The Quality of the Legal System and Firm Size
55 Pages Posted: 28 Feb 2004
Date Written: February 2004
Abstract
Employment in developing countries is disproportionately concentrated in very small firms. We examine the extent to which the distribution of firm size is related to the quality of the legal system using data from Mexico. We combine Lucas' (1978) model of firm size with Himmelberg, Hubbard and Love's (2001) consideration of idiosyncratic risk in a framework in which the distribution of entrepreneurial talent and aversion to idiosyncratic risk combine to determine the optimal size of firms. Our data allow us to focus on the differential impact of the legal system on proprietorships and corporations. Moreover, by focusing on firms in a single country, the data draw attention to the importance of variation in the administration of justice and the enforcement of legal verdicts.

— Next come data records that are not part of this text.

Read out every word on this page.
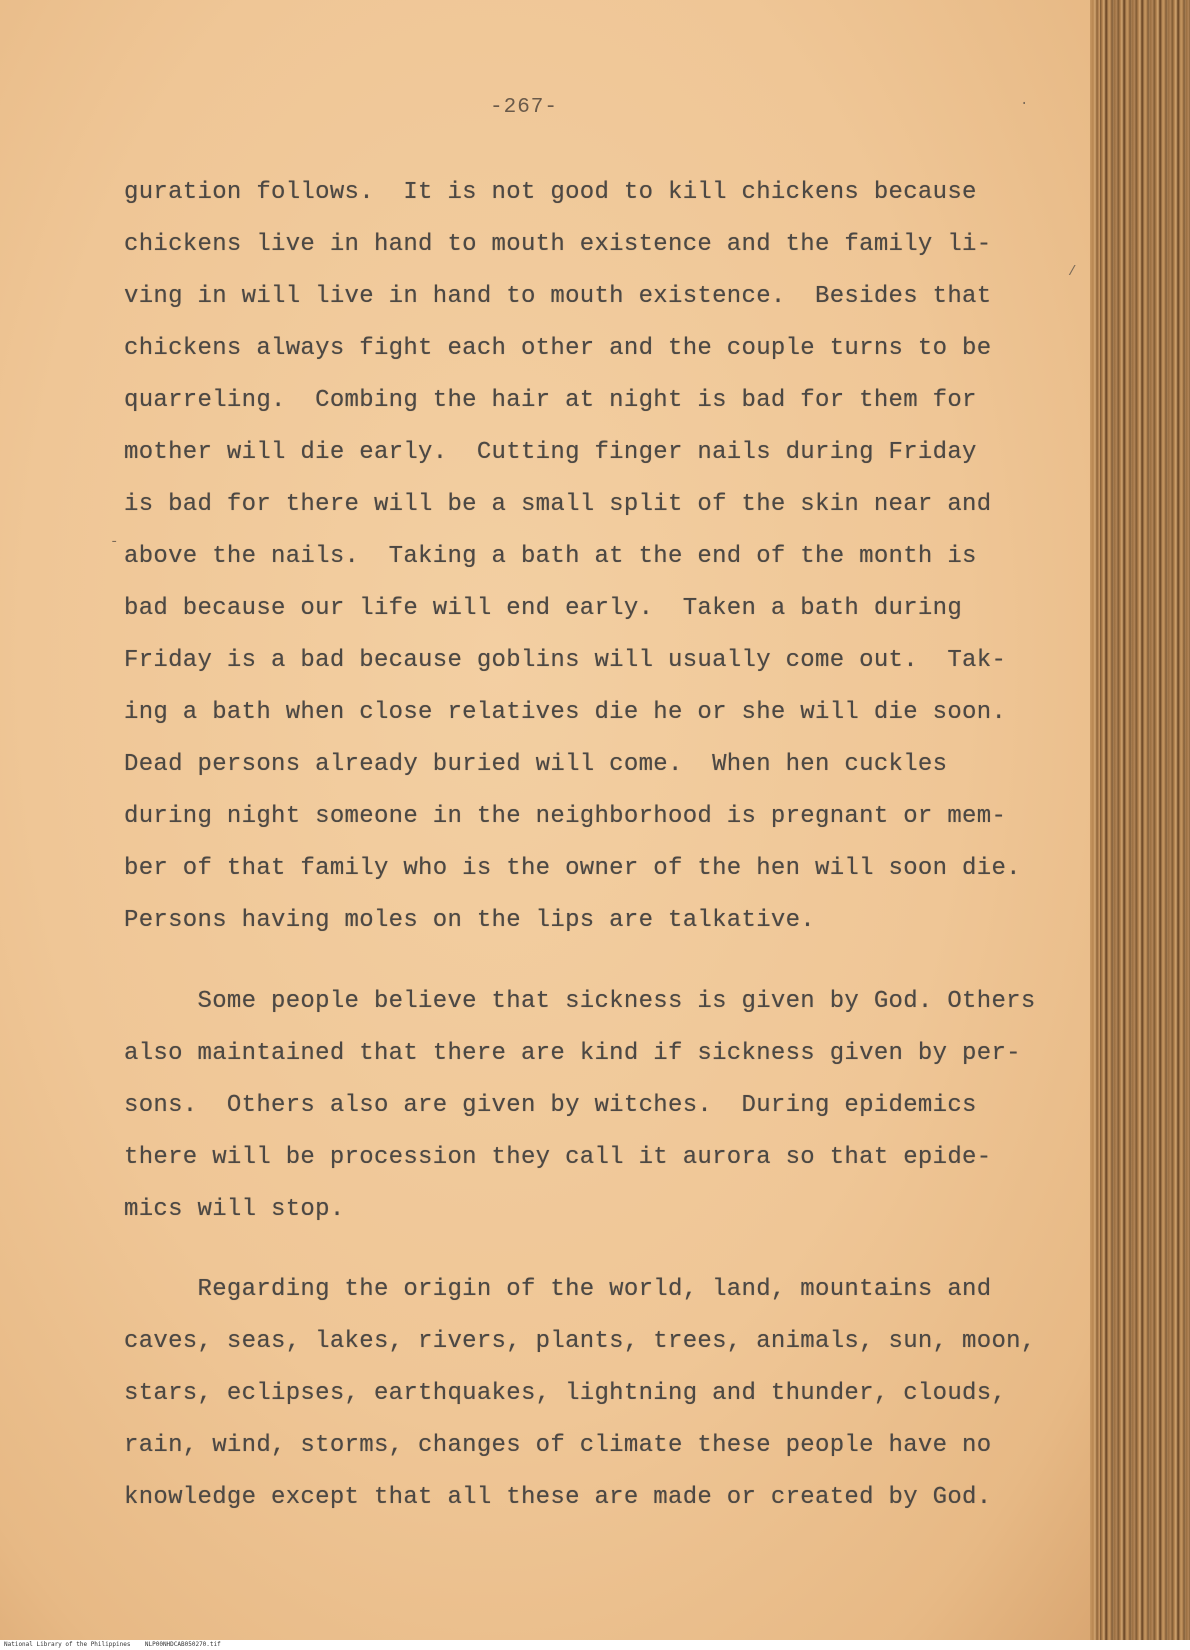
-267-

guration follows.  It is not good to kill chickens because

chickens live in hand to mouth existence and the family li-

ving in will live in hand to mouth existence.  Besides that

chickens always fight each other and the couple turns to be

quarreling.  Combing the hair at night is bad for them for

mother will die early.  Cutting finger nails during Friday

is bad for there will be a small split of the skin near and

above the nails.  Taking a bath at the end of the month is

bad because our life will end early.  Taken a bath during

Friday is a bad because goblins will usually come out.  Tak-

ing a bath when close relatives die he or she will die soon.

Dead persons already buried will come.  When hen cuckles

during night someone in the neighborhood is pregnant or mem-

ber of that family who is the owner of the hen will soon die.

Persons having moles on the lips are talkative.

Some people believe that sickness is given by God. Others

also maintained that there are kind if sickness given by per-

sons.  Others also are given by witches.  During epidemics

there will be procession they call it aurora so that epide-

mics will stop.

Regarding the origin of the world, land, mountains and

caves, seas, lakes, rivers, plants, trees, animals, sun, moon,

stars, eclipses, earthquakes, lightning and thunder, clouds,

rain, wind, storms, changes of climate these people have no

knowledge except that all these are made or created by God.

/
‐
·
National Library of the Philippines    NLP00NHDCAB050270.tif
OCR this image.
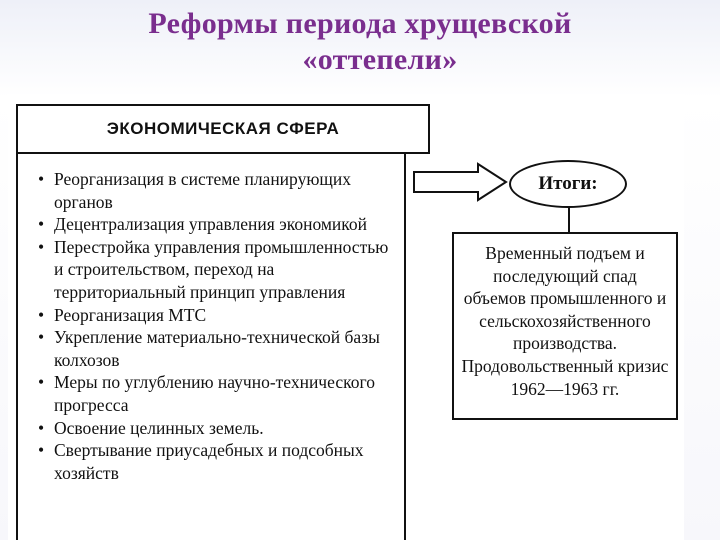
Реформы периода хрущевской
«оттепели»
ЭКОНОМИЧЕСКАЯ СФЕРА
• Реорганизация в системе планирующих органов
• Децентрализация управления экономикой
• Перестройка управления промышленностью и строительством, переход на территориальный принцип управления
• Реорганизация МТС
• Укрепление материально-технической базы колхозов
• Меры по углублению научно-технического прогресса
• Освоение целинных земель.
• Свертывание приусадебных и подсобных хозяйств
Итоги:
Временный подъем и последующий спад объемов промышленного и сельскохозяйственного производства. Продовольственный кризис 1962—1963 гг.
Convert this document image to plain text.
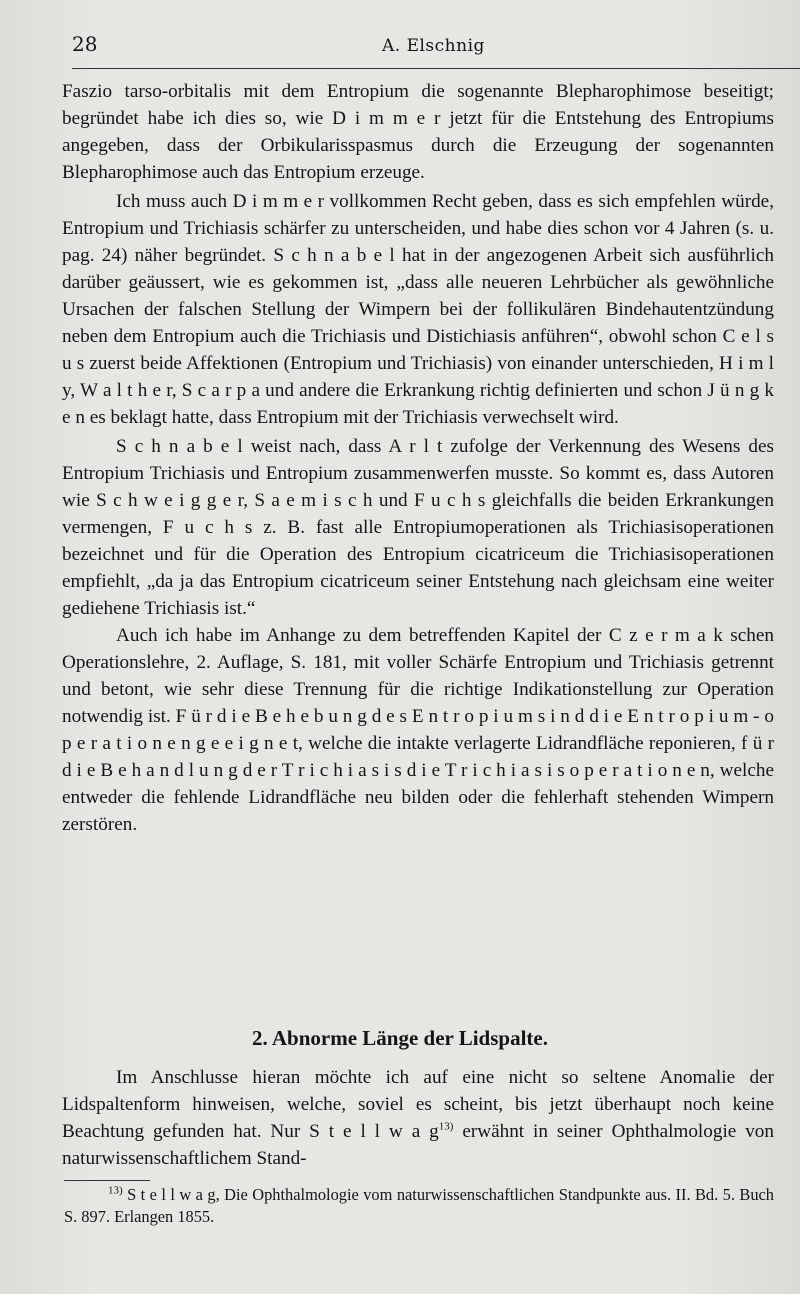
28	A. Elschnig

Faszio tarso-orbitalis mit dem Entropium die sogenannte Blepharophimose beseitigt; begründet habe ich dies so, wie D i m m e r jetzt für die Entstehung des Entropiums angegeben, dass der Orbikularisspasmus durch die Erzeugung der sogenannten Blepharophimose auch das Entropium erzeuge.

Ich muss auch D i m m e r vollkommen Recht geben, dass es sich empfehlen würde, Entropium und Trichiasis schärfer zu unterscheiden, und habe dies schon vor 4 Jahren (s. u. pag. 24) näher begründet. S c h n a b e l hat in der angezogenen Arbeit sich ausführlich darüber geäussert, wie es gekommen ist, „dass alle neueren Lehrbücher als gewöhnliche Ursachen der falschen Stellung der Wimpern bei der follikulären Bindehautentzündung neben dem Entropium auch die Trichiasis und Distichiasis anführen“, obwohl schon C e l s u s zuerst beide Affektionen (Entropium und Trichiasis) von einander unterschieden, H i m l y, W a l t h e r, S c a r p a und andere die Erkrankung richtig definierten und schon J ü n g k e n es beklagt hatte, dass Entropium mit der Trichiasis verwechselt wird.

S c h n a b e l weist nach, dass A r l t zufolge der Verkennung des Wesens des Entropium Trichiasis und Entropium zusammenwerfen musste. So kommt es, dass Autoren wie S c h w e i g g e r, S a e m i s c h und F u c h s gleichfalls die beiden Erkrankungen vermengen, F u c h s z. B. fast alle Entropiumoperationen als Trichiasisoperationen bezeichnet und für die Operation des Entropium cicatriceum die Trichiasisoperationen empfiehlt, „da ja das Entropium cicatriceum seiner Entstehung nach gleichsam eine weiter gediehene Trichiasis ist.“

Auch ich habe im Anhange zu dem betreffenden Kapitel der C z e r m a k schen Operationslehre, 2. Auflage, S. 181, mit voller Schärfe Entropium und Trichiasis getrennt und betont, wie sehr diese Trennung für die richtige Indikationstellung zur Operation notwendig ist. F ü r d i e B e h e b u n g d e s E n t r o p i u m s i n d d i e E n t r o p i u m - o p e r a t i o n e n g e e i g n e t, welche die intakte verlagerte Lidrandfläche reponieren, f ü r d i e B e h a n d l u n g d e r T r i c h i a s i s d i e T r i c h i a s i s o p e r a t i o n e n, welche entweder die fehlende Lidrandfläche neu bilden oder die fehlerhaft stehenden Wimpern zerstören.

2. Abnorme Länge der Lidspalte.

Im Anschlusse hieran möchte ich auf eine nicht so seltene Anomalie der Lidspaltenform hinweisen, welche, soviel es scheint, bis jetzt überhaupt noch keine Beachtung gefunden hat. Nur S t e l l w a $g^{13)}$ erwähnt in seiner Ophthalmologie von naturwissenschaftlichem Stand-

$^{13)}$ S t e l l w a g, Die Ophthalmologie vom naturwissenschaftlichen Standpunkte aus. II. Bd. 5. Buch S. 897. Erlangen 1855.
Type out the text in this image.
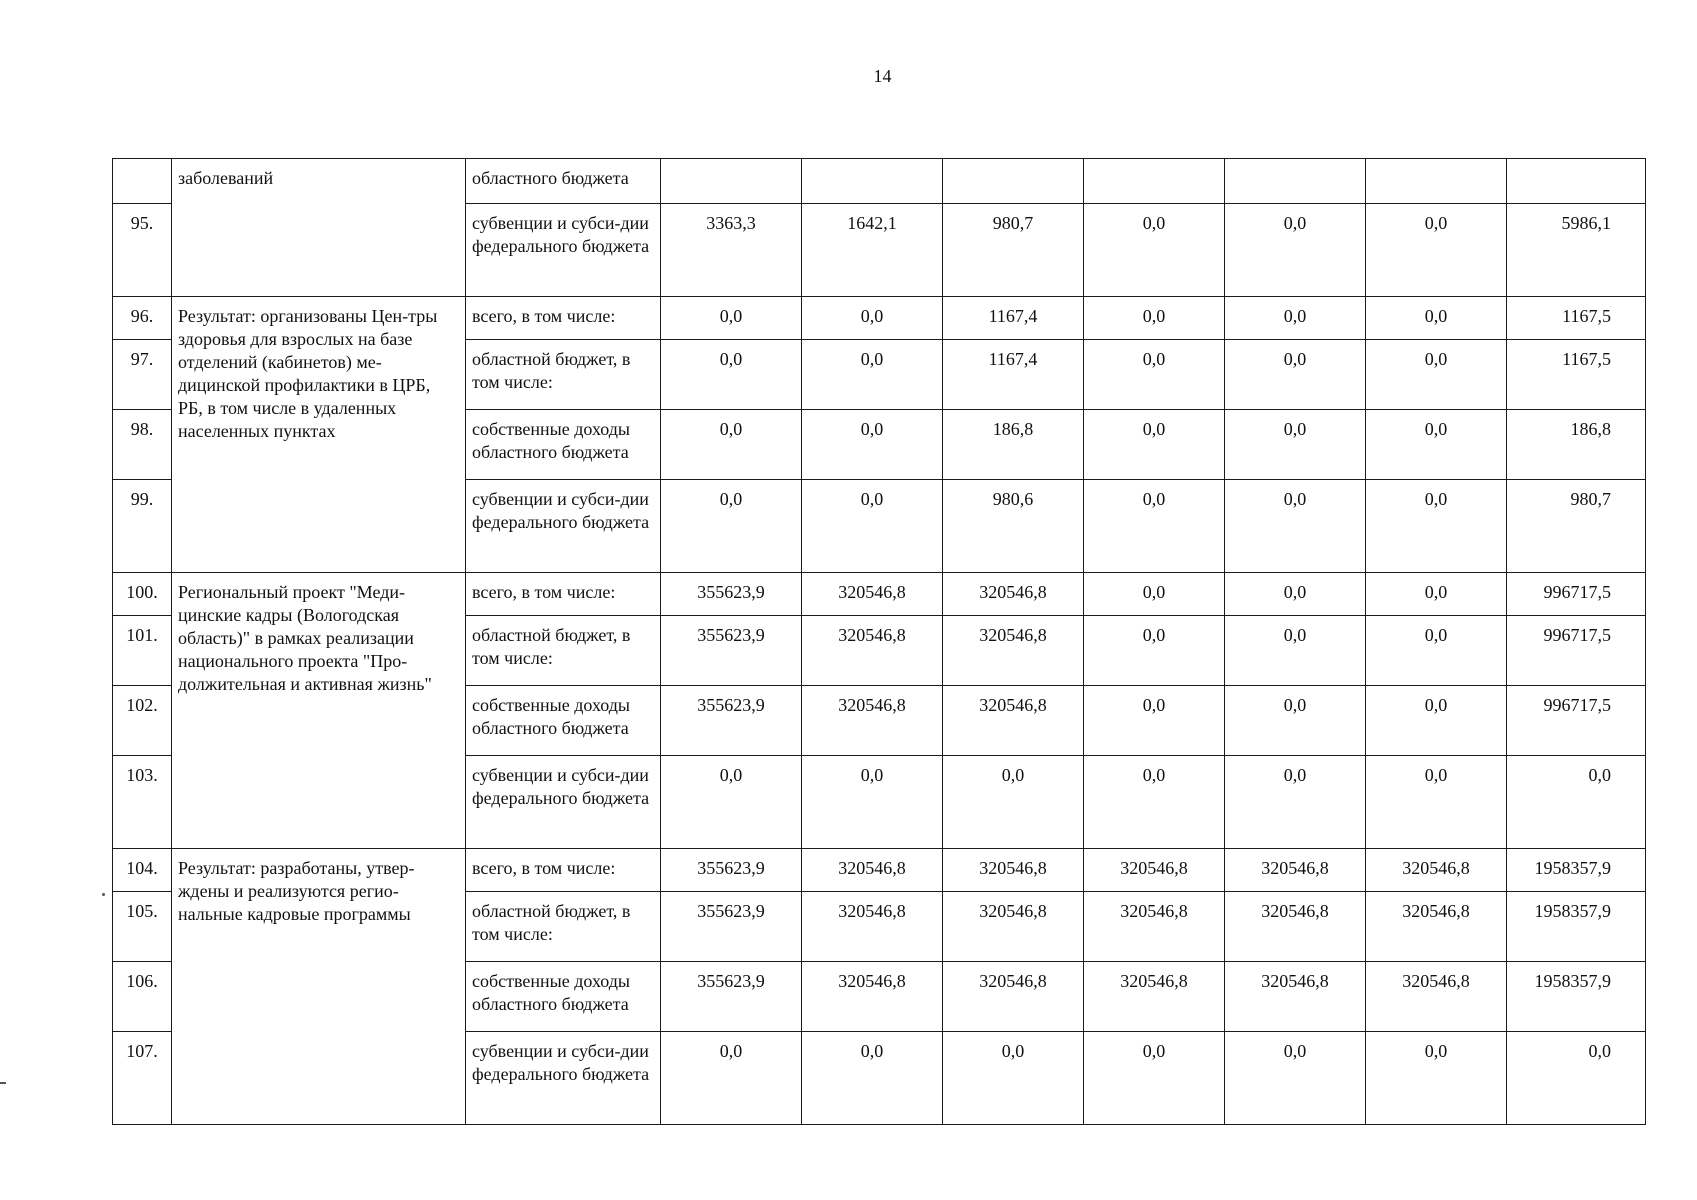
14
	заболеваний	областного бюджета							
95.		субвенции и субси-дии федерального бюджета	3363,3	1642,1	980,7	0,0	0,0	0,0	5986,1
96.	Результат: организованы Цен-тры здоровья для взрослых на базе отделений (кабинетов) ме-дицинской профилактики в ЦРБ, РБ, в том числе в удаленных населенных пунктах	всего, в том числе:	0,0	0,0	1167,4	0,0	0,0	0,0	1167,5
97.		областной бюджет, в том числе:	0,0	0,0	1167,4	0,0	0,0	0,0	1167,5
98.		собственные доходы областного бюджета	0,0	0,0	186,8	0,0	0,0	0,0	186,8
99.		субвенции и субси-дии федерального бюджета	0,0	0,0	980,6	0,0	0,0	0,0	980,7
100.	Региональный проект "Меди-цинские кадры (Вологодская область)" в рамках реализации национального проекта "Про-должительная и активная жизнь"	всего, в том числе:	355623,9	320546,8	320546,8	0,0	0,0	0,0	996717,5
101.		областной бюджет, в том числе:	355623,9	320546,8	320546,8	0,0	0,0	0,0	996717,5
102.		собственные доходы областного бюджета	355623,9	320546,8	320546,8	0,0	0,0	0,0	996717,5
103.		субвенции и субси-дии федерального бюджета	0,0	0,0	0,0	0,0	0,0	0,0	0,0
104.	Результат: разработаны, утвер-ждены и реализуются регио-нальные кадровые программы	всего, в том числе:	355623,9	320546,8	320546,8	320546,8	320546,8	320546,8	1958357,9
105.		областной бюджет, в том числе:	355623,9	320546,8	320546,8	320546,8	320546,8	320546,8	1958357,9
106.		собственные доходы областного бюджета	355623,9	320546,8	320546,8	320546,8	320546,8	320546,8	1958357,9
107.		субвенции и субси-дии федерального бюджета	0,0	0,0	0,0	0,0	0,0	0,0	0,0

We find that Mexican states with more effective legal systems have larger firms. A one standard deviation improvement in the quality of the legal system increases the average firm size by about 10-15 percent. The impact of the legal system is greatest in sectors in which proprietorships dominate. This pattern is consistent with better legal systems increasing the investment of firm owners by reducing the idiosyncratic risk faced by owners. All of these findings are upheld when we instrument for the institutional variables using the log of indigenous population in 1900 and the active presence of the drug trade in the state.